Domenica, dalle 9 alle diciannove, 1,3 milioni di elettori
parigini sono chiamati alle urne in uno dei 39 seggi per
rispondere al seguente quesito: ”Favorevole o contrario alla
creazione di una tariffa specifica di sosta per le auto
individuali pesanti, ingombranti, inquinanti?”. Nel mirino,
sono soprattutto i cosiddetti Suv (Sport Utility Vehicle) e i
veicoli 4×4. Se i ‘favorevoli’ dovessero avere la meglio, gli
automobilisti con veicoli di un peso superiore alle 1,6
tonnellate – 2 tonnellate per quelli elettrici – dovranno
sborsare la bellezza di 18 euro all’ora nelle zone centrali di
Parigi e di 12 euro per le zone più periferiche. Il caro
parcheggio risparmierebbe tuttavia le soste residenziali e
professionali, i taxi, gli operatori sanitari e i disabili.

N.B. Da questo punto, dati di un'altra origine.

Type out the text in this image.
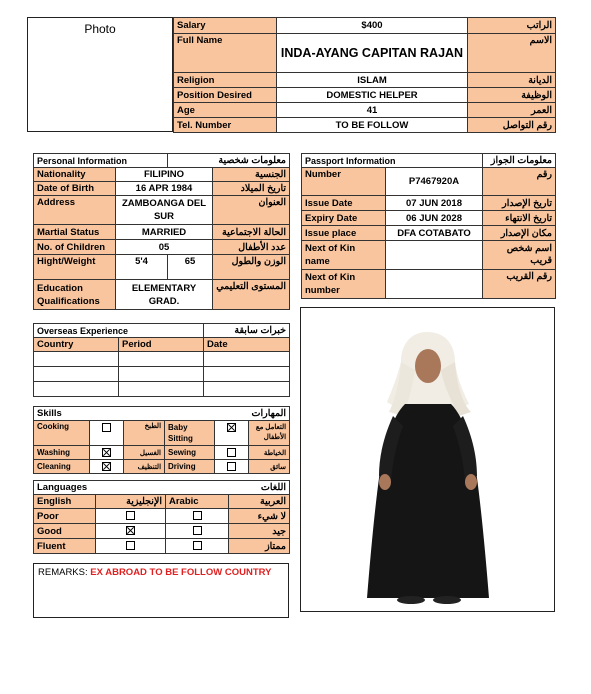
Photo	Salary	$400	الراتب
Full Name	INDA-AYANG CAPITAN RAJAN	الاسم
Religion	ISLAM	الديانة
Position Desired	DOMESTIC HELPER	الوظيفة
Age	41	العمر
Tel. Number	TO BE FOLLOW	رقم التواصل
Personal Information		معلومات شخصية	
Nationality	FILIPINO		الجنسية
Date of Birth	16 APR 1984		تاريخ الميلاد
Address	ZAMBOANGA DEL SUR		العنوان
Martial Status	MARRIED		الحالة الاجتماعية
No. of Children	05		عدد الأطفال
Hight/Weight	5'4	65	الوزن والطول
Education Qualifications	ELEMENTARY GRAD.		المستوى التعليمي
Passport Information		معلومات الجواز
Number	P7467920A	رقم
Issue Date	07 JUN 2018	تاريخ الإصدار
Expiry Date	06 JUN 2028	تاريخ الانتهاء
Issue place	DFA COTABATO	مكان الإصدار
Next of Kin name		اسم شخص قريب
Next of Kin number		رقم القريب
Overseas Experience		خبرات سابقة
Country	Period	Date

Skills			المهارات		
Cooking		الطبخ	Baby Sitting		التعامل مع الأطفال
Washing		الغسيل	Sewing		الخياطة
Cleaning		التنظيف	Driving		سائق
Languages		اللغات	
English	الإنجليزية	Arabic	العربية
Poor			لا شيء
Good			جيد
Fluent			ممتاز
REMARKS: EX ABROAD TO BE FOLLOW COUNTRY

Promosso dalla sindaca socialista, Anne Hidalgo, il referendum
viene proposto, tra l’altro, per “consentire una migliore
condivisione dello spazio pubblico a beneficio della mobilità
sostenibile, delle strade scolastiche e dei pedoni”. Secondo
Hidalgo e il suo assessore alla mobilità, David Belliard, la
stangata riguarderebbbe ”circa il 10% del parco”

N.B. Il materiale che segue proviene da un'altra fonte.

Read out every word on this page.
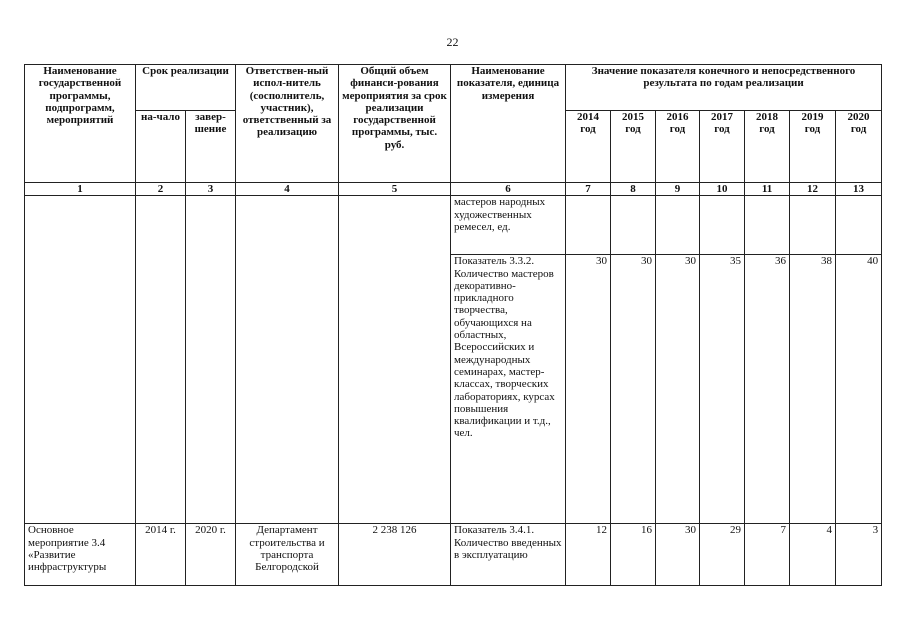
22
Наименование государственной программы, подпрограмм, мероприятий	Срок реализации		Ответствен-ный испол-нитель (сосполнитель, участник), ответственный за реализацию	Общий объем финанси-рования мероприятия за срок реализации государственной программы, тыс. руб.	Наименование показателя, единица измерения	Значение показателя конечного и непосредственного результата по годам реализации						
	на-чало	завер-шение				2014 год	2015 год	2016 год	2017 год	2018 год	2019 год	2020 год
1	2	3	4	5	6	7	8	9	10	11	12	13
					мастеров народных художественных ремесел, ед.							
					Показатель 3.3.2. Количество мастеров декоративно-прикладного творчества, обучающихся на областных, Всероссийских и международных семинарах, мастер-классах, творческих лабораториях, курсах повышения квалификации и т.д., чел.	30	30	30	35	36	38	40
Основное мероприятие 3.4 «Развитие инфраструктуры	2014 г.	2020 г.	Департамент строительства и транспорта Белгородской	2 238 126	Показатель 3.4.1. Количество введенных в эксплуатацию	12	16	30	29	7	4	3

automobilistico parigino, con introiti aggiuntivi di circa 35
milioni di euro a beneficio delle casse comunali. Quello di
dopodomani sarà il secondo referendum nella capitale di Francia,
dopo quello che nell’aprile 2023 ha vietato i monopattini a
noleggio, riportando un po’ d’ordine in città. Alla
consultazione dello scorso aprile parteciparono 103.000 aventi
diritto al voto, equivalente al 7% degli elettori della
capitale, per un costo di 390.000 euro.